The coordinated nature of these asylum claims is all the more obvious since Baja, where these people are crossing from, has not seen the same level of cartel violence as other parts of the border.

Last month, a group of young illegal aliens conducted a publicity stunt by returning to Mexico then turning around and demanding to be readmitted to pursue just such asylum claims. After detaining them for a couple of weeks, the administration let them go last week. Given that experience, it's entirely possible that the surge in phony asylum claims we're seeing was actually orchestrated not by smuggling rings but by the pro-immigration, anti-border lobbyists in this country, perhaps by the DREAM activists themselves.

Congress gave the immigration authorities a tool to prevent this kind of thing. "Expedited removal" was authorized in the 1996 immigration law and allows border agents to make a determination whether an asylum applicant has a "credible fear" of persecution — a lower bar than you need to prove to actually receive asylum but enough to get you into the pipeline and, usually, released into the general population while you wait for your hearing. The problem is that DHS is setting the credible fear bar too low, letting in people who should simply be turned away. This is all the more true given that asylum is only available to people who can't find a place within their own country where they can escape persecution; much of Mexico has not experienced cartel violence, so asylum applications should be dismissed out of hand. If a border journalist, say, flees a border bridge one step ahead of cartel assassins, we're obviously not going to send him back the way he came. But granting him asylum isn't the answer; rather, we need to put him on a plane headed for Mexico City or a ship bound for Yucatan — places in his own country.

The reason this could spiral out of control is that as word spreads that you can just walk up to a port of entry in California and be admitted after uttering the right key words, you could see thousands, then tens of thousands trying their luck. This isn't even in the administration's interests, because a Mariel-style debacle would scare off timorous Republican congressmen who desperately want to sell out their consituents by voting for amnesty and increased immigration, but need political cover. So my prediction is the administration will start cracking down, at least until an amnesty passes.
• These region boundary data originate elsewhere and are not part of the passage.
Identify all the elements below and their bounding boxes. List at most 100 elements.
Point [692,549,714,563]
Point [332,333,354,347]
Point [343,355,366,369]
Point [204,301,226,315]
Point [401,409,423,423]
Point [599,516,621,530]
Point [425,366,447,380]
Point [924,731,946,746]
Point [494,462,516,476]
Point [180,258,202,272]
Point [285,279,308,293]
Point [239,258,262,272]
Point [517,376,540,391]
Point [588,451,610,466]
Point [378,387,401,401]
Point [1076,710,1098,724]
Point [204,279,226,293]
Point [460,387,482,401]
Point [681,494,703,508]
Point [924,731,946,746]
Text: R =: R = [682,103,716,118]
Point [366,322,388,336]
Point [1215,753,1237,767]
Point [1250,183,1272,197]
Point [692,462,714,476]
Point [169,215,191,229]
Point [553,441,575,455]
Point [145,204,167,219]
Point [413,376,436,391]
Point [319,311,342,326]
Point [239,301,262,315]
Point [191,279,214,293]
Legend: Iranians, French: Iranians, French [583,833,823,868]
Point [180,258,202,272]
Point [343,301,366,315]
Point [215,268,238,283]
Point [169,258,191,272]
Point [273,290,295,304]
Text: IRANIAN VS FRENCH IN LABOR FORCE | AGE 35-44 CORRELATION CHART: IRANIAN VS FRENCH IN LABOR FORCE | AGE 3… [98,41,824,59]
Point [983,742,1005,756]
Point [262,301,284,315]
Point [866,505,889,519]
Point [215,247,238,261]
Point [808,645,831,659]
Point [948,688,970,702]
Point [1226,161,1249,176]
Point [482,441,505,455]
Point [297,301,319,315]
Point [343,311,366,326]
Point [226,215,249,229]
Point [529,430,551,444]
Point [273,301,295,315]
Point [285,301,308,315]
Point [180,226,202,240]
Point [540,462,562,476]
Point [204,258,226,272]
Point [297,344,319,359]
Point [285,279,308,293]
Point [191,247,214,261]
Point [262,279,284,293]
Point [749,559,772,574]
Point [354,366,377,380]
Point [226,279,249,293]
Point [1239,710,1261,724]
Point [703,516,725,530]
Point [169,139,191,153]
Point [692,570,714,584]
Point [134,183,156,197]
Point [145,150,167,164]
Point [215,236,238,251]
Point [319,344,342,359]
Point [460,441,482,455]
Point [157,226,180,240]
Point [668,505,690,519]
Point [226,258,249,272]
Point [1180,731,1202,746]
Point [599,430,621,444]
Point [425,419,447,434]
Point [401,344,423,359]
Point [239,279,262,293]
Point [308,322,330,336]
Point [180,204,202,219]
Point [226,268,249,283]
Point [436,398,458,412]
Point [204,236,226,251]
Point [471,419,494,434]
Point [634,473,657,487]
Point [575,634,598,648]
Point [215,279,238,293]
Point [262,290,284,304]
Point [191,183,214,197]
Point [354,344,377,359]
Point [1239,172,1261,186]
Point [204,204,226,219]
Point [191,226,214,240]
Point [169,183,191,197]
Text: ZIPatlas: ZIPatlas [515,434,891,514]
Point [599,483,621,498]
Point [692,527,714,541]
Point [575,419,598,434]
UPDATE: A retired border agent e-mailed a colleague of mine that something similar is happening with people from India making bogus asylum claims at border Ports of Entry in Arizona:

Since October 2012 about 2,000 Indian nationals have asked for political asylum at both Nogales POEs. (Before they open the Mariposa POE at 6 in the morning, the Indians are already waiting at the gate.) They are coming every day, no end in sight. . . . These figures are from inside the port, CBP refuses to give official statistics. . . . We cannot refuse them, they are processed (taking away lots of POE officers from more important work) and sent on to central processing stations where they are given a hearing date and released . . . never to be seen again.